In 2019, Gordon Murray had promised us the last, truly analog supercar of history - the T.50 - a purely driver-centric supercar based on the purity of its design and its light weight. Now, the engine has passed the first stage of testing and Cosworth has built a 3-cylinder mule to test the accuracy of the original design before proceeding with the final V12.
The engine is produced by Cosworth in association with Gordon Murray Automotive. Light and compact, it is a V12 with a displacement of 3.9 litres and produces 650 horsepower at 12,100 rpm. Braking is ensured by four huge carbon-ceramic discs.
The good news is that we also have the first video that gives us a little taste and allows us to hear the 3-reel rotate up to the cutter at 12,100 rpm.
South African engineer Gordon Murray, one of the most prolific creators of Formula 1, created his new supercar T.50, which is directly inspired by his famous Brabham-Alfa F1 'Vacuum Cleaner' which raced in 1978.
Gordon Murray has worked in F1 from 1973 to 1991 in the Brabham and McLaren stables. It was he who created the Brabham 'Vacuum Cleaner'. Murray is part of this old generation of team managers who has designed almost all the parts of F1 cars, alone.

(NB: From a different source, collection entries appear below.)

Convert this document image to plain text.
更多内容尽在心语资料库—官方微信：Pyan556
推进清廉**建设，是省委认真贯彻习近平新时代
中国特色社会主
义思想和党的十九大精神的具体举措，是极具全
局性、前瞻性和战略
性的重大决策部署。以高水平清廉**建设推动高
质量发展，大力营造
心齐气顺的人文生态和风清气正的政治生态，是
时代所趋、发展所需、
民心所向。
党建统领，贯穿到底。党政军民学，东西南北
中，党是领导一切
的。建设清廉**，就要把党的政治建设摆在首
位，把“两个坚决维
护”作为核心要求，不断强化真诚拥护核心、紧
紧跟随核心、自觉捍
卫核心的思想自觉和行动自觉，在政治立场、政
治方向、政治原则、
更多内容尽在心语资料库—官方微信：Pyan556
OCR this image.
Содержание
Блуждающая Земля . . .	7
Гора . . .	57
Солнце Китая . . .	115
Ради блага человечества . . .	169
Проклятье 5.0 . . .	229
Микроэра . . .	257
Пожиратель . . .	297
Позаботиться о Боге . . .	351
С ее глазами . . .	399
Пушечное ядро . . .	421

After his F1 career, he founded Gordon Murray Design in Guildford, Great Britain; an automotive design studio that has worked on countless projects.
Murray, now 73, has unveiled the concept of his new high-performance racing car, which is an extrapolation of the McLaren F1. Manufactured by Gordon Murray Automotive, the T.50 is a high performance car, ultra light at only 980kg, with a monocoque carbon fiber chassis and propelled to the rear wheels by an engine that can produce 650 horsepower. Murray wanted to produce an ultra-light, powerful, extremely responsive and super-manoeuvrable modern car.
The cockpit of the T.50 stands out with its three front seats where the driver is placed in the center and in the forward position. Murray being a purist, he doesn't want to know anything about robotic gearboxes powered by paddle shifters. His T.50 is therefore fitted with a six-speed Xtrac transmission, the selection of which is carried out with a good “old" gear lever which moves in H.
What is certainly most surprising is the presence of a fan behind the car. Murray took up the idea of his Brabham-Alfa BT46B vacuum cleaner with which Niki Lauda had won the Swedish Grand Prix in 1978. The ventilator sucked the air located under the car in order to create a suction which allowed the Brabham to be literally glued to the track. The 400mm diameter T.50 fan is used to improve intelligent active aerodynamics by stabilising the air flow speed under the car and through a diffuser that makes the full width of the racing car.
"As with [McLaren] F1, we don't have specific goals for acceleration, top speed or lap times [on a circuit]," said Gordon Murray. “The T.50 will offer performance and dynamic characteristics quite simply beyond the reach of other Supercars, notably due to its low weight. Once again, I focused on providing an exhilarating driving experience, not on pure power or top speed."
The T.50 will be produced only 100 copies will be sold at just over two million pounds each (around ₹15 crore). Murray plans to deliver the first cars in early 2022, but that was before the coronavirus pandemic turned all automotive plans upside down for some time.